Owen moved sideways to the doorway and stepped through it, Frank followed him.

“Stay where I can see you,” Joe said. “Now you, Rodney.”

Rodney slowly joined the men in the barn. Johnny’s forehead was wet with sweat. His camouflage pants quivered at the knees.

“I’m not going to shoot you,” Joe said. “Just back on out there with them.”

Johnny didn’t move. His eyes were wide and his face was very white. He moved his mouth but couldn’t talk.

“Help him, Rodney,” Joe said. “But do it easy.”

Rodney took Johnny’s arm in a gentle grasp and tugged him backwards.

“Everything’s got to go real slow,” Joe said.

Owen glanced at a pitchfork and Joe shook his head.

“No,” Joe said. “It’s not what you think. I can’t go to a hospital. None of us want the law involved. I’m sorry about scaring your brother.”

Joe gathered a deep breath. He lowered the pistol to his bad leg and pressed the barrel into the wound. It felt the same as when Rodney had probed. He held the gun at an angle that matched the entry channel. He caught a sweet scent on the breeze and wondered what grass the horses had been eating.

“Rodney,” Joe said. “I have to trust you to help me afterwards.”

He took another breath. He began a long slow exhalation, and at the end, just as he’d been taught by his father, he slowly squeezed the trigger. There was a terrible roar in the small space. He felt as if someone had struck his leg with a crowbar. He was briefly aware of falling from the table when his perception grew dark at the edges and closed in on itself.

17

He felt nothing. His mind and body were gone, leaving only the faintest sense of space and time. A light was a speck in the vast darkness. Joe willed himself toward it. The light became bright and turned into a rectangle, its edges shimmering. He strained to see it and as weakness took him, he understood that it was a window holding sunlight within its frame.

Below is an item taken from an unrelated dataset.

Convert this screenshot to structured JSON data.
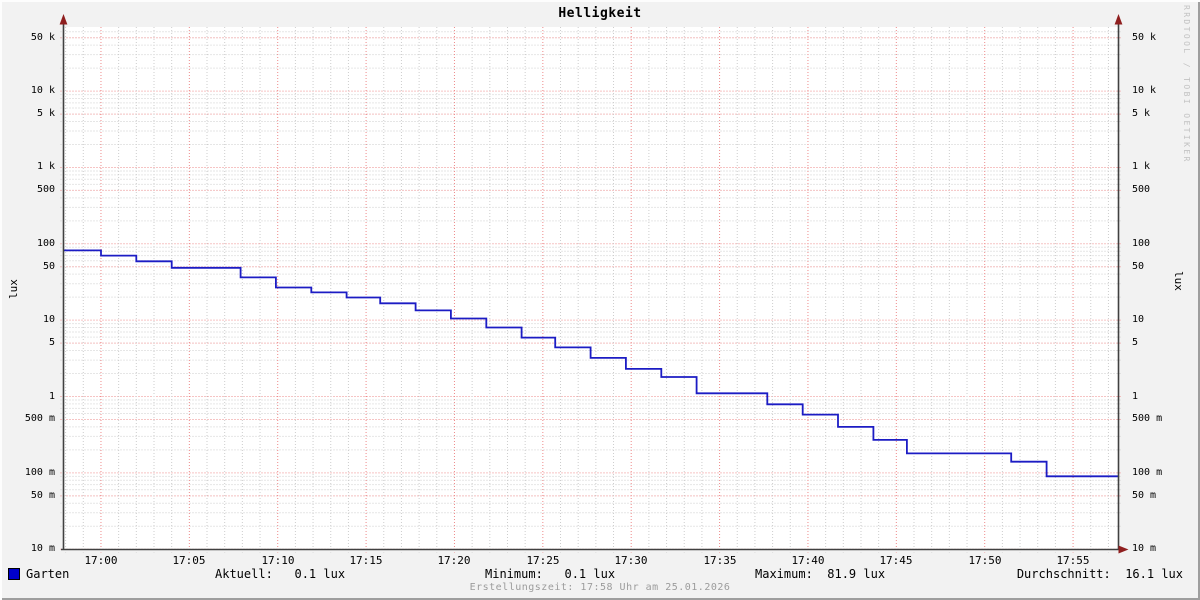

Later he became aware of a coolness on his face, of someone near him. His leg hurt. He was thirsty.

Joe’s eyes were open and he was staring at a plaster ceiling that had cracked into a network of fine lines. A bare bulb dangled from a ceramic fixture. It was not the ceiling of the cabin. He shifted his weight and an eruption of pain jolted his leg and he remembered with an exhausting suddenness the events on the side of the mountain.

Through the window and many miles away, the sky held crescents of cloud like spilt ashes. A cow scratched its throat on a fence post and Joe wondered if his leg was still attached to his body. When he leaned forward an unthinkable pain took his breath. Sweat spread a sheen across his face. He lay back panting, his body weak.

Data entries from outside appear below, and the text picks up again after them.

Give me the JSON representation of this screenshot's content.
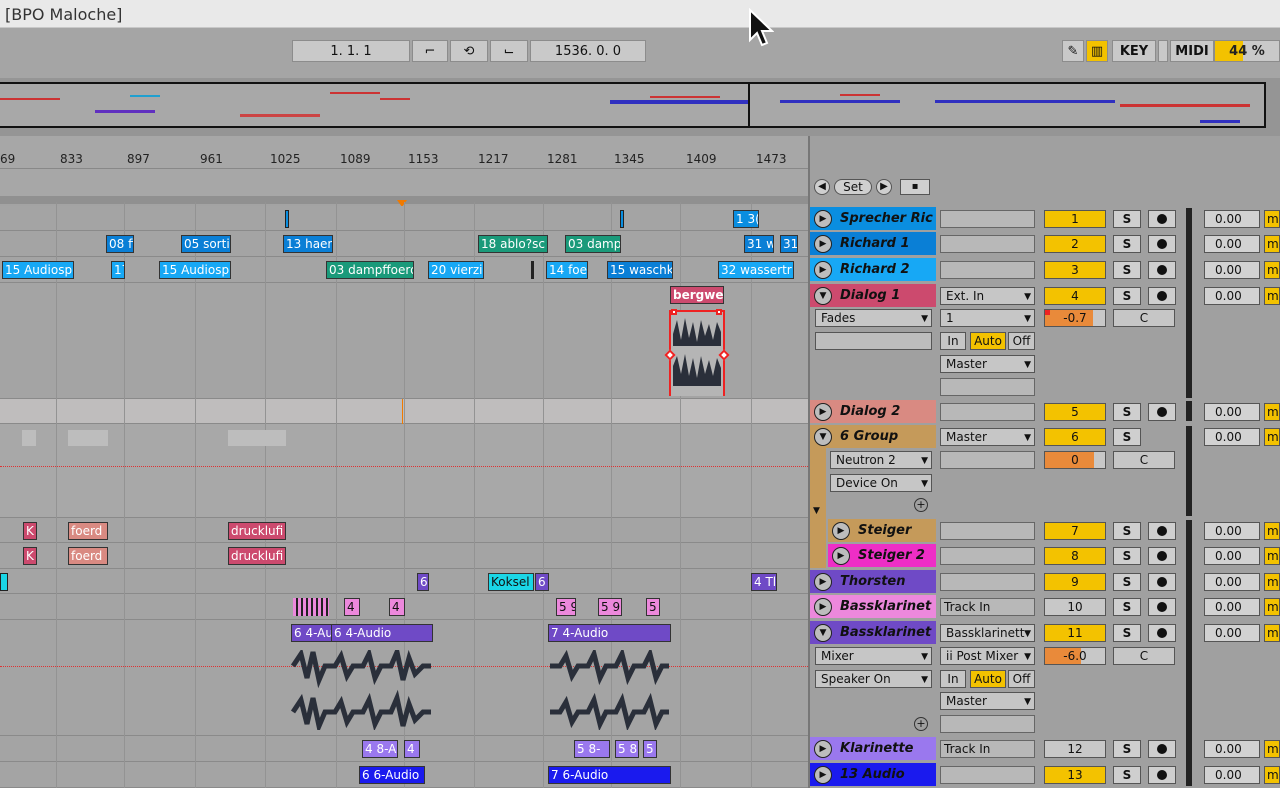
{
  "window": {
    "title": "[BPO Maloche]"
  },
  "transport": {
    "position": "1.   1.   1",
    "loop_length": "1536.   0.   0",
    "key_label": "KEY",
    "midi_label": "MIDI",
    "cpu": "44 %"
  },
  "ruler": {
    "ticks": [
      "69",
      "833",
      "897",
      "961",
      "1025",
      "1089",
      "1153",
      "1217",
      "1281",
      "1345",
      "1409",
      "1473"
    ]
  },
  "locators": {
    "set_label": "Set"
  },
  "tracks": [
    {
      "name": "Sprecher Ric",
      "number": "1",
      "color": "#0a8ee0",
      "vol": "0.00",
      "input": ""
    },
    {
      "name": "Richard 1",
      "number": "2",
      "color": "#0a7fd6",
      "vol": "0.00",
      "input": ""
    },
    {
      "name": "Richard 2",
      "number": "3",
      "color": "#17a8f5",
      "vol": "0.00",
      "input": ""
    },
    {
      "name": "Dialog 1",
      "number": "4",
      "color": "#cc4a6e",
      "vol": "0.00",
      "input": "Ext. In",
      "device": "Fades",
      "channel": "1",
      "pan_value": "-0.7",
      "pan": "C",
      "mon_in": "In",
      "mon_auto": "Auto",
      "mon_off": "Off",
      "out": "Master"
    },
    {
      "name": "Dialog 2",
      "number": "5",
      "color": "#d98a82",
      "vol": "0.00",
      "input": ""
    },
    {
      "name": "6 Group",
      "number": "6",
      "color": "#c59a5a",
      "vol": "0.00",
      "input": "Master",
      "device": "Neutron 2",
      "device_state": "Device On",
      "pan_value": "0",
      "pan": "C"
    },
    {
      "name": "Steiger",
      "number": "7",
      "color": "#c59a5a",
      "vol": "0.00",
      "input": ""
    },
    {
      "name": "Steiger 2",
      "number": "8",
      "color": "#ee2ec6",
      "vol": "0.00",
      "input": ""
    },
    {
      "name": "Thorsten",
      "number": "9",
      "color": "#6f4ac6",
      "vol": "0.00",
      "input": ""
    },
    {
      "name": "Bassklarinet",
      "number": "10",
      "color": "#ec88dc",
      "vol": "0.00",
      "input": "Track In"
    },
    {
      "name": "Bassklarinet",
      "number": "11",
      "color": "#6f4ac6",
      "vol": "0.00",
      "input": "Bassklarinett",
      "device": "Mixer",
      "device_state": "Speaker On",
      "channel": "ii Post Mixer",
      "pan_value": "-6.0",
      "pan": "C",
      "mon_in": "In",
      "mon_auto": "Auto",
      "mon_off": "Off",
      "out": "Master"
    },
    {
      "name": "Klarinette",
      "number": "12",
      "color": "#9a78ee",
      "vol": "0.00",
      "input": "Track In"
    },
    {
      "name": "13 Audio",
      "number": "13",
      "color": "#1a1aee",
      "vol": "0.00",
      "input": ""
    }
  ],
  "clips": {
    "row1": [
      "1 3("
    ],
    "row2": [
      "08 fi",
      "05 sorti",
      "13 haen",
      "18 ablo?sc",
      "03 damp",
      "31 w",
      "31"
    ],
    "row3": [
      "15 Audiosp",
      "17",
      "15 Audiosp",
      "03 dampffoerd",
      "20 vierzi",
      "14 foe",
      "15 waschk",
      "32 wassertr"
    ],
    "row4": [
      "bergwer"
    ],
    "row7": [
      "K",
      "foerd",
      "drucklufi"
    ],
    "row8": [
      "K",
      "foerd",
      "drucklufi"
    ],
    "row9": [
      "6",
      "Koksel",
      "6",
      "4 Tl"
    ],
    "row10": [
      "4",
      "4",
      "5 9",
      "5 9",
      "5"
    ],
    "row11": [
      "6 4-Au",
      "6 4-Audio",
      "7 4-Audio"
    ],
    "row12": [
      "4 8-A",
      "4",
      "5 8-",
      "5 8",
      "5"
    ],
    "row13": [
      "6 6-Audio",
      "7 6-Audio"
    ]
  },
  "letters": {
    "s": "S",
    "m": "m"
  }
}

A woman blocked light as she entered the room.

“Lay still,” she said. “You got healing up to do yet.”

She tugged the blankets to his chin and blotted the perspiration from his forehead. Her touch was firm, the fingers tight with muscle. She held a glass of water to his lips.

“You’d best not move your leg at all.”

He was silent, watching her face. It was very smooth, with large eyes and thick black hair. She was close to his age. Fatigue settled over him.